A cada enxadada, fincando o chão seco,
duro e praguejado, o suor escorrendo pelas costas abaixo, sob um sol impiedoso,
Gregório, involuntariamente, matuta. Se ao menos essas lembranças o
abandonassem um pouco, a força dos braços seria mais viva. Qual o quê? Ferem
seu corpo como espinhos, ficam como acordes de tristeza a lhe tocarem a alma.
Pensamentos teimosos! Por que não se vão, feito a chuva?!
Gregório para um pouco... Tira o chapéu.
Os cabelos grudados à testa, o suor caindo-lhe sobre as pálpebras enrugadas.
Sente-se um caco! Olha a sua volta, demoradamente, depois ergue seus olhos para
o céu. Nada de nuvens! O céu infinitamente azul, e o sol, majestoso, reinando
tirano. Tem sede... Olha para a moita de arbustos lá adiante, e sente-se
desanimado calculando a distância que o separa da sua moringa. O jeito é
arranjar forças pra chegar até lá. Sem água nem é possível pensar, quanto mais
continuar! Descansa a enxada sobre o torrão de terra que acabou de revirar e
segue em direção dos arbustos.
Farto, saciado com a água fresca da
moringa de barro, pensa num cigarrinho... Afinal, pressa num dia como hoje é
bobagem! O corpo não suporta aquele calor infernal! Tem consciência de que hoje
o trabalho rende pela metade.
Passa a botina pelo capim seco como se
limpasse o chão, e solta o corpo num sentar extenuado. Passa a mão no embornal
e dele retira um pedaço de fumo, o canivete, a palha de milho. A mão esquerda em
forma de concha protege os fiapos de fumo que ele vai picando. Cheiro forte e
bom! Não resiste... Coloca um naco na boca.

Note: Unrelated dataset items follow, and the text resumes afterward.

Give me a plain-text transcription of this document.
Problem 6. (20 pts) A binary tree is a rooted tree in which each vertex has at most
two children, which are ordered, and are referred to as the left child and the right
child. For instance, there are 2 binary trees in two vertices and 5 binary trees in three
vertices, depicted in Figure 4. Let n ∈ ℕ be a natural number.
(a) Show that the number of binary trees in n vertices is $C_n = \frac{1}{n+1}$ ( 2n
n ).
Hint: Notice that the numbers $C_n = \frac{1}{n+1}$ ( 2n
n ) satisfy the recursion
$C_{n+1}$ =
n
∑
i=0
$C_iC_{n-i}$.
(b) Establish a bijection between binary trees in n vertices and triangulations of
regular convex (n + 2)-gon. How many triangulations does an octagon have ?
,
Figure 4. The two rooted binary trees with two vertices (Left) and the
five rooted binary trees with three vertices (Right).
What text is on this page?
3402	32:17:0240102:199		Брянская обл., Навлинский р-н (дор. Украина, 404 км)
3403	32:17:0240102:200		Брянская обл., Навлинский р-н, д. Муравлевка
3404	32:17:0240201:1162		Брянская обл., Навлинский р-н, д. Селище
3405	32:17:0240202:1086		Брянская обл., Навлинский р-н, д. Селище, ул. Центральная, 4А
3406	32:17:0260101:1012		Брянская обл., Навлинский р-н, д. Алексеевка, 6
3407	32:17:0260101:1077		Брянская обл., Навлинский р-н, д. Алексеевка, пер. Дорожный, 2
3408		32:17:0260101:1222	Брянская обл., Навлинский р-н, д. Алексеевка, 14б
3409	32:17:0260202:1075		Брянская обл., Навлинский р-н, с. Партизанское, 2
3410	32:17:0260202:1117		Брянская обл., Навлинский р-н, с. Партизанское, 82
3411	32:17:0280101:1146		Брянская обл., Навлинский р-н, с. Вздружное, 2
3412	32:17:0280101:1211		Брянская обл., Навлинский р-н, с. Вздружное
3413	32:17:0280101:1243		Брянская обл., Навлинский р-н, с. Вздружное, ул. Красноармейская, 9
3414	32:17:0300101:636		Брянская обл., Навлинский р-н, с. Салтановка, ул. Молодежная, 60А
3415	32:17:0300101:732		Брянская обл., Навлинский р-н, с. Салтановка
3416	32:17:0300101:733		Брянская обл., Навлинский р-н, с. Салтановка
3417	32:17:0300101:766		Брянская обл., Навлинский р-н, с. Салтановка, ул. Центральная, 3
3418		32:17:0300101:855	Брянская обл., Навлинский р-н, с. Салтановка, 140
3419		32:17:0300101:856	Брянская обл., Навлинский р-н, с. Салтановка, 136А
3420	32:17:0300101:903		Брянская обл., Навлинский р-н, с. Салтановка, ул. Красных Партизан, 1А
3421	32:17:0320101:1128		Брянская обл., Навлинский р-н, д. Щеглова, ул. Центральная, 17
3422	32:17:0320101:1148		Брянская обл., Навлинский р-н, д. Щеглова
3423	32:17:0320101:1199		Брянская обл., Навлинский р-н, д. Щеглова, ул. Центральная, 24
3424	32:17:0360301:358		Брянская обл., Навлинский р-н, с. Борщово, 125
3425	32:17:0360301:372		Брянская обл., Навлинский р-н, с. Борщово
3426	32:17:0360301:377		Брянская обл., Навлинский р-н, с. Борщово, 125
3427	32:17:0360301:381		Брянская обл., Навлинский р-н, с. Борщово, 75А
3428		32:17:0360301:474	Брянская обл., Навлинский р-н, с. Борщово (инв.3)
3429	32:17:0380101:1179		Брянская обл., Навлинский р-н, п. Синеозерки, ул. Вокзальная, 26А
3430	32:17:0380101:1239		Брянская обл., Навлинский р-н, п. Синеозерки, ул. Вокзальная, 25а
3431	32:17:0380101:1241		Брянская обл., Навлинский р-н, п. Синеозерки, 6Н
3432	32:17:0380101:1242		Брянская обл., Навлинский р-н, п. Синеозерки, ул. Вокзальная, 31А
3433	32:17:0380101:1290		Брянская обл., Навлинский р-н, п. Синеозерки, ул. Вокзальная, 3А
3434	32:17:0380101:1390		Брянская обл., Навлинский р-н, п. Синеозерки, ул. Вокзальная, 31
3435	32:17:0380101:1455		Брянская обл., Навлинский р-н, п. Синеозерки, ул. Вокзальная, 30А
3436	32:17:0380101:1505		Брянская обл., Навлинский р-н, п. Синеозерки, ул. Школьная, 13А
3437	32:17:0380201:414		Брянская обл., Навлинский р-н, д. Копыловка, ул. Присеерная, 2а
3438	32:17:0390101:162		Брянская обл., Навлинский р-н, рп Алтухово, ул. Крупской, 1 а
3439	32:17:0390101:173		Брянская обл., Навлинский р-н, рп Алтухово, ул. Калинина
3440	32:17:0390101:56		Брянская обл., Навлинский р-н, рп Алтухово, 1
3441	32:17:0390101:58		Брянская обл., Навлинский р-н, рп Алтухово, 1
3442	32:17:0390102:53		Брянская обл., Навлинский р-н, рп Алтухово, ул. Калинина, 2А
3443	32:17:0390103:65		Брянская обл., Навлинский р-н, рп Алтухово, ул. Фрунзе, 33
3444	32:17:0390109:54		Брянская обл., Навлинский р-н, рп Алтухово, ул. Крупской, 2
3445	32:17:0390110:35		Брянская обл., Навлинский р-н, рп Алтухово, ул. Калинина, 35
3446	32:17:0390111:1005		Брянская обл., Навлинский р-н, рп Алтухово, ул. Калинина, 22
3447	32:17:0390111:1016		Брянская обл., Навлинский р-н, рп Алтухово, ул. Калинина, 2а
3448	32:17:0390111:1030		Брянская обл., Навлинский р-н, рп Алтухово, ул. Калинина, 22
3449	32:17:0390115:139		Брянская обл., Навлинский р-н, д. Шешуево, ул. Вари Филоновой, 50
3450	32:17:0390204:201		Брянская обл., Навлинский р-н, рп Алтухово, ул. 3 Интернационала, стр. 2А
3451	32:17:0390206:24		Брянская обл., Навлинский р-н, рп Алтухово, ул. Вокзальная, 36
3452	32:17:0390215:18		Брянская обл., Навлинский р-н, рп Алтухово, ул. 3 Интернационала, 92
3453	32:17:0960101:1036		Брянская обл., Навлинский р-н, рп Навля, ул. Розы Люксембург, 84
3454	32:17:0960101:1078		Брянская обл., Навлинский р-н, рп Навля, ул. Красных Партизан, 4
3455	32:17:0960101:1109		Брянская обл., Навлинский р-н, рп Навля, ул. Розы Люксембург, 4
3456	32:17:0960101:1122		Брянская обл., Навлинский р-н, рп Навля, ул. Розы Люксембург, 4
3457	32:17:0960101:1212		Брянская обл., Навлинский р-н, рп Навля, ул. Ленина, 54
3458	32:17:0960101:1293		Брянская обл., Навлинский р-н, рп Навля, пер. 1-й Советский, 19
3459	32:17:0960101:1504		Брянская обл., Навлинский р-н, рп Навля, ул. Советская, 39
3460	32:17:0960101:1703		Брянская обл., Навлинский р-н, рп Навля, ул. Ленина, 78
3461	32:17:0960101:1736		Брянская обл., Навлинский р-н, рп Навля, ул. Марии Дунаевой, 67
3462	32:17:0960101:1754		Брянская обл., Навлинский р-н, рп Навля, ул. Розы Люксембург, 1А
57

Cinco anos já se passaram desde que sua
mulher se foi... Cinco anos doídos, arrastados, vazios. Doença maldita! Tudo
tão rápido que não teve nem tempo pra se acostumar com a ideia. Teve de se
acostumar, precisou se arranjar mergulhado na dor. Ficou muito difícil, tanto
que até hoje não se resignou.
Nessa época do ano ainda é pior!
Dezembro lhe dá um desconsolo, um desamparo... A solidão é tamanha que parece transpirar
pelos poros. Bom seria se não existisse este pedaço do ano!
Amanhã é Natal. Diacho de dia mais bobo!
Ainda bem que já se preveniu... A garrafa de pinga o aguarda! É sempre assim...
Começa a beber à noitinha e vara as outras vinte e quatro horas numa carraspana
sem fim! Duro mesmo é o outro dia! Um vazio no estômago, enjoo, tremura no
corpo, suadeira fria e um desânimo de dar pena! Pelo menos durante algumas horas
não pensa. Apenas dorme. Se nos intervalos, entre um gole e outro, aquela
saraivada de pensamentos teimosamente tenta chegar, Gregório não vacila. Sorve
goles rápidos e constantes até que adormece. É assim o seu Natal. Nem abre as
portas da casa! Pra quê? Não carece...
Mas agora, ali sentado, dando tragadas
longas e repetidas no seu cigarro de palha, sóbrio, não tem como afugentar suas
ideias. Se ao menos um filho viesse! Que nada! Isso só aconteceu no primeiro
ano. Depois, foi tudo só. Ele e a vida...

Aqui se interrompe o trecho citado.